Возможность покинуть клетку, конечно, маячила на горизонте, но подсознательно женщина не верила, что сможет выбраться на волю. И свобода, так просто скользящая ей в руки, ошеломила Юдей.
«Не на волю…» – поправляет она себя, но надежда с радостью уже зашипела пузырьками под кожей. Доктор появляется где‑то через час вместе с Маданом Наки, и Юдей тут же понимает, что мечты о Хагвуле, знакомой кухне и Кашиве останутся мечтами.
– Что ж, похоже, вы готовы покинуть сей приют! – говорит директор, широко улыбаясь. – Ваша комната готова. Сегодня вы ещё отдохнёте, познакомитесь со СЛИМом, а завтра начнём обучение. Ну что, скажем госпиталю «пока‑пока»?
Он обводит руками комнату и усмехается будто бы беззлобной шутке, но Юдей ощущает знакомый укол раздражения, а сразу за ним – страх перед этим милым человечком.
«Чудовище», – настаивает внутренний голос.
>>>
Прогулка до комнаты становится и посвящением. Юдей запоминает немногое. В основном тусклый свет и целых два контрольно‑пропускных пункта. Все, кого они встречают по дороге – солдаты в чёрной форме с диковинными ружьями наперевес. Строгие взгляды и казённая усталость, приобретённая будто одновременно со вступлением в должность, заставляют ёжиться и ждать подвоха. Юдей постоянно отводит глаза.
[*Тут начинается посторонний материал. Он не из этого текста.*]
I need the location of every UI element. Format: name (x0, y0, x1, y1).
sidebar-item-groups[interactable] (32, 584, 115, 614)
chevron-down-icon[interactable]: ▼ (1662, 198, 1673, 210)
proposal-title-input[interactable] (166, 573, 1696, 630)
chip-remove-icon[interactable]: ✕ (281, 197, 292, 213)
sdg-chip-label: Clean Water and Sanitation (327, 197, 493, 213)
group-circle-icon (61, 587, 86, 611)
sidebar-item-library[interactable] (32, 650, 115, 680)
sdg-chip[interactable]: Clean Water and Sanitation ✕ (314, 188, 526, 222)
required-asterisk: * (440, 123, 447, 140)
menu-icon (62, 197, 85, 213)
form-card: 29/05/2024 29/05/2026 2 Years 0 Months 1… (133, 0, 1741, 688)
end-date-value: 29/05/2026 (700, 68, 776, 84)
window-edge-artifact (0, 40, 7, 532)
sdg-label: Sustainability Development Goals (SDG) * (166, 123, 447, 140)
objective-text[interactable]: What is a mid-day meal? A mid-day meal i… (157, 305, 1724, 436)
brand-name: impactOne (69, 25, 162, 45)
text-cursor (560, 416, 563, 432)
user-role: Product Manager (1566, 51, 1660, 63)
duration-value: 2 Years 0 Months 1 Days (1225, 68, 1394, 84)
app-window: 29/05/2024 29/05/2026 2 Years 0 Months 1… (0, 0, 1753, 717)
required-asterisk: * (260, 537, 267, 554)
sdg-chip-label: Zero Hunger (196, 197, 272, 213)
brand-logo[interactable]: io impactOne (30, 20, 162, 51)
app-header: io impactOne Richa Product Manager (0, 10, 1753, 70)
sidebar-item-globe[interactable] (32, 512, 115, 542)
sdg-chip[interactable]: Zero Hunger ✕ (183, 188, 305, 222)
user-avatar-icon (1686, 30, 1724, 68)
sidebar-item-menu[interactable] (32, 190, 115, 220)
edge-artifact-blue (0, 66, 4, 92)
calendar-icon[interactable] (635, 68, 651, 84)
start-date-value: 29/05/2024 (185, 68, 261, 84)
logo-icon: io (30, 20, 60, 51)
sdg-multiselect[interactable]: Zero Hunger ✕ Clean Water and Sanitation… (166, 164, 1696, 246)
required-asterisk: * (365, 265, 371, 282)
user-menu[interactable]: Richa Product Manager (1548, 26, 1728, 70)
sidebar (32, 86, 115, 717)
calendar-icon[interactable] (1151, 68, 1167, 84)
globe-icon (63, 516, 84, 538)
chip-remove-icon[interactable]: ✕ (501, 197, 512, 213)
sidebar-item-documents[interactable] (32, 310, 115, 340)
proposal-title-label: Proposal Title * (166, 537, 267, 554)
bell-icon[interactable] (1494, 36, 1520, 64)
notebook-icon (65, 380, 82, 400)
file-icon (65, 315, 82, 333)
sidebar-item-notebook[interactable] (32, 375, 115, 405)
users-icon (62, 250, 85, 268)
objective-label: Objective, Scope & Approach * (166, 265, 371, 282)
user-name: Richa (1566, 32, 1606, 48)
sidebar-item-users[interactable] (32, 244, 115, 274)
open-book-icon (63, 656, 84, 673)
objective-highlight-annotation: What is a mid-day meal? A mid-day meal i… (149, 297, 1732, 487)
«Беженец на птичьих правах», – думает она, пока Мадан показывает документы. Директор не теряет жизнерадостности, старается втянуть проверяющего в какой‑то бессмысленный разговор. Безрезультатно.
– Реза Ипор, их начальник, – говорит Мадан, стоит им пройти сквозь вторую толстую дверь и выйти на широкую лестницу, – строго относится к протоколу и требует того же от всех своих сотрудников. Они хорошие ребята, так что бояться не стоит. Просто работа… понимаете, они пытаются обеспечить секретность, а с каждым годом…
Юдей кивает так, будто понимает. Они поднимаются наверх на два этажа. Физическая нагрузка действует на женщину ободряюще: ноги заполняются бурлящей энергией. Неожиданный эффект. В пору спрашивать у директора, есть ли в СЛИМе спортивный зал. Но тут он распахивает очередные двойные двери.
«Кампус», как его назвал Мадан, не охраняется, хотя, прежде чем попасть в основной коридор, они пересекают предбанник, где вполне может уместиться контрольный пункт.
– У нас тут что‑то вроде гостиницы, – поясняет директор, галантно придерживая дверь. Юдей проходит внутрь.
Коридор кампуса в действительности обставлен как отель средней руки. Она может поклясться, что останавливалась точно в таких же пристанищах по пути на археологические площадки Великой Восточной империи. Тот же толстый однотонный ковёр на полу, деревянные панели, полусферы плафонов, приплюснутые к потолку.
– Почему везде такой тусклый свет? – спрашивает Юдей.
– Заметили? – притворно удивляется Мадан. – Да, кое‑какие проблемы налицо, но мы работаем над их решением.